As the name suggests, transient EMR (Elastic MapReduce) clusters on AWS are intended to only operate during the lifecycle of a specific set of tasks, thus minimising costs. Alternatively users may need to analyze data in an ad hoc manner. This is better suited to the long-running EMR cluster model.

There is also a third option: a hybrid of transient and long-running. In this model the cluster is only available when there is consistent demand to use it. The challenge with this model though is that the metadata about the data structures (Hive DDL) and the users is lost upon cluster termination. How can this metadata be persisted? 

Fortunately there are two options available that both involve storing the metadata outside of the cluster. It is assumed that the actual data being analyzed or processed is stored on S3 rather than locally on HDFS.

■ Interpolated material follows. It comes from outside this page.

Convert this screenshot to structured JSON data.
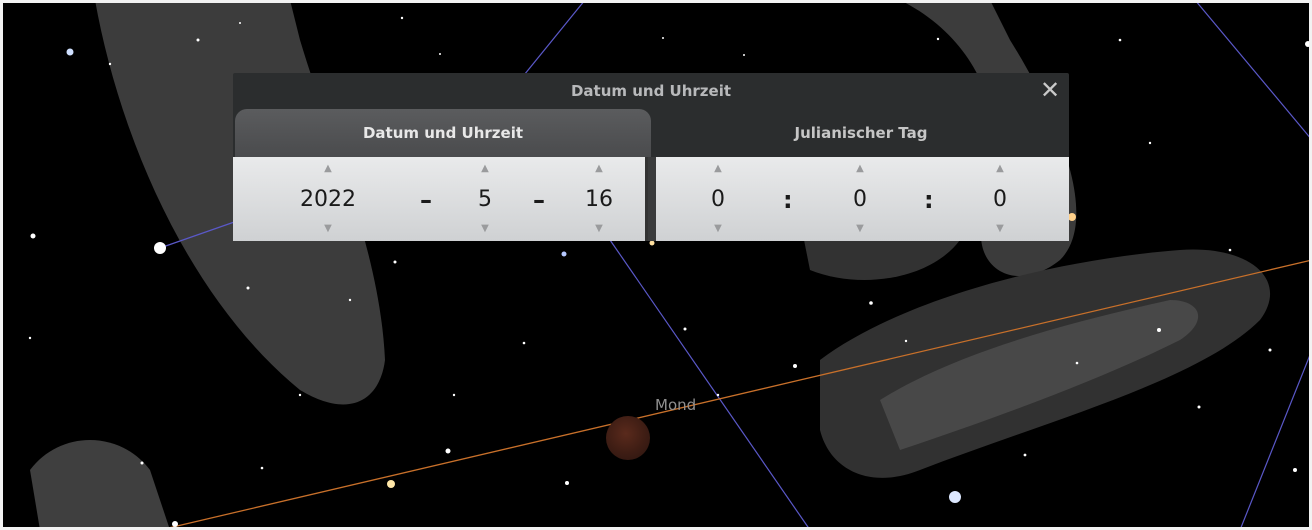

Both Hive and Hue store their metadata on MySQL databases which can be easily exported and copied to S3 prior to running the terminate cluster command. Upon launch, the databases are copied back onto the master node of the cluster via a launch step.

An example use case for this model is to have the cluster scheduled to be launched at the start of the working day and terminated at the end.

Another solution is to use an external metastore rather than backing up and restoring the one on the cluster, as described here:

http://docs.aws.amazon.com/ElasticMapReduce/latest/DeveloperGuide/emr-dev-create-metastore-outside.html

This is more suitable in some circumstances, but it involves more operating cost.